Public schools getting creative to compete for students
Conducting exit interviews with students and parents who choose charter or private schools over public schools.
Buying theater advertisements promoting individual public schools.
Developing robust social media operations to connect parents with public schools, whether it be encouraging contributions to a canned food drive or noting an upcoming holiday.
Facing increased competition for students and the funding that comes with each, many public schools and districts are embracing new ways of promoting themselves.
And others should follow suit by touting signature programs and showing their value in other ways, according to Nedda Shafir, communications consultant for Arizona School Administrators.
“When I went to school (in Arizona) I went to my neighborhood school, and my parents would have never considered elsewhere,” Shafir said. “It is a different landscape now.”
The Deer Valley Unified School District uses exit interviews, hosts focus groups with returning families and studies what programs and opportunities nearby charter schools offer, said Ashley Morris, a district spokeswoman.
The district also published an advertisement online and in local newspapers picturing Deer Valley teachers and programs. “Is your child provided with the same opportunities at your charter school?” it said.
Morris said traditional public schools can provide quality sports, International Baccalaureate and career programs rarely found in charter or private schools.
“We understand that there’s a reason options exist, and we can only give what we have the capabilities to give,” Morris said. “We just want people to know what we have, what we offer, how we can prepare a student.”
Erin Dunsey, the Peoria Unified School District‘s media specialist, said 30 of the district’s 40 schools now have social media sites to keep parents informed and engaged. Sites highlight high achievers, ask parents to get involved and provide community resources.

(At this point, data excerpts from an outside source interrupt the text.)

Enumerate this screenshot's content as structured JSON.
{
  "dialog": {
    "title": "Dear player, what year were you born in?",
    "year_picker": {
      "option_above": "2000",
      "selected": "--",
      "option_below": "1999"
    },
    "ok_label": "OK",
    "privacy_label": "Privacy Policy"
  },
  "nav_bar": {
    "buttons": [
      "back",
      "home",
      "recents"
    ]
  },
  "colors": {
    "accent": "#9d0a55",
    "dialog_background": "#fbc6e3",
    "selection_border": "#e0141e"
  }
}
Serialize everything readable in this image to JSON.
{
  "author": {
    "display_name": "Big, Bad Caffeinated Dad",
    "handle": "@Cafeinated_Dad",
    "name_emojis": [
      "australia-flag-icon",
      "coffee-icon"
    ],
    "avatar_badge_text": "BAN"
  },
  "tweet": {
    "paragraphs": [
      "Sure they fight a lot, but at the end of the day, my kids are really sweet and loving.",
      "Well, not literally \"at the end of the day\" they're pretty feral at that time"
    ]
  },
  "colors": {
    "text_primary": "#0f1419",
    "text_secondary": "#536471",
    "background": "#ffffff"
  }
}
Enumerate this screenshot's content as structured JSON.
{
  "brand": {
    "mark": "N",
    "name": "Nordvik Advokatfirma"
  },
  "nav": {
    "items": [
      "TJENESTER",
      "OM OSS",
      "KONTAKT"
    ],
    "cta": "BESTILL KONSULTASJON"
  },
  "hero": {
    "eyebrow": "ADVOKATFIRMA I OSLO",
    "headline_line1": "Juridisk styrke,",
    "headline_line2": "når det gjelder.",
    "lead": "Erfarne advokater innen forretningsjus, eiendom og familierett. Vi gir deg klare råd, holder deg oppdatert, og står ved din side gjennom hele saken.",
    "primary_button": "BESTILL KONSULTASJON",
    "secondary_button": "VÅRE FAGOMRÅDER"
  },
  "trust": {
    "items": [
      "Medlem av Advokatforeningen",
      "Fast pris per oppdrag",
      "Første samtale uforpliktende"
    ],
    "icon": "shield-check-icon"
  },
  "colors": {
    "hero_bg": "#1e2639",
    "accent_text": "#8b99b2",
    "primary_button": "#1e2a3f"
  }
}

The district also hosts an annual patron tour that allows parents and community members to visit two schools and experience a typical day.
“For a prospective parent, it’s a personal look at what our schools are like,” Dunsey said. “For a parent who already has a child in another school and is looking for a change, our schools might be what they have been seeking.”
During National School Choice Week, Peoria partnered with the Deer Valley Unified School District and West-MEC, a joint technical education district serving the West Valley, to publish newspaper advertisements thanking parents for choosing public districts.
Dunsey said the Peoria district hosts community education forums and, like Deer Valley, will soon incorporate exit interviews for students leaving their local public schools.
“We want to engage with parents about issues that are most important to them,” she said.
Eileen Sigmund, Arizona Charter Schools Association president, said she has noticed more public districts trying to attract families to neighborhood schools.
She said one public school district recently sent out fliers to families comparing the public and charter schools in the area.
“The past thought was, ‘I live in this ZIP code, therefore I have no choice,’” she said. “But parents now know they have options.”
Around 145,000 Arizona students – or 14 percent – attend charter schools, an increase of 10,000 from last school year. Around 54,000 students attend private schools.
As charter and private schools grow, traditional public schools lose funding for each student who leaves.
The Deer Valley Unified School District, which has seen enrollment declines for five years, competes with more than 40 charter and private schools within its boundaries.
“The students going to those other schools could be coming to Deer Valley schools, but they’re not,” Morris said.
Tracey Benson, Arizona School Boards Association‘s communications director, said schools and districts are becoming more intentional and strategic about communicating the opportunities they can provide.
“Especially in counties where competition between districts and with other school options is most intense, marketing has become a focus of school districts by necessity,” she said.
Benson said she recently drove by an elementary school bus with a sign advertising free all-day kindergarten, serving as a “traveling billboard.”
She said the two greatest assets to public districts seem to be social media and the parents themselves.
“Word of mouth is really the most effective way to attract new families to your schools,” Benson said. “Parent outreach programs have become more important – engaging the parents you have so they can become ambassadors for your schools and districts.”
Shafir, with Arizona School Administrators, said conferences for public education leaders often include sessions discussing “how to tell a school or district’s story and what kinds of people to tell it to.”
These sessions, she said, often include success stories and suggest open houses, school tours, family polling and other ways to engage families.
“For the first time, all schools have to concentrate on marketing and communications,” Shafir said. “They’ve really needed to spend extra effort in getting their stories out.”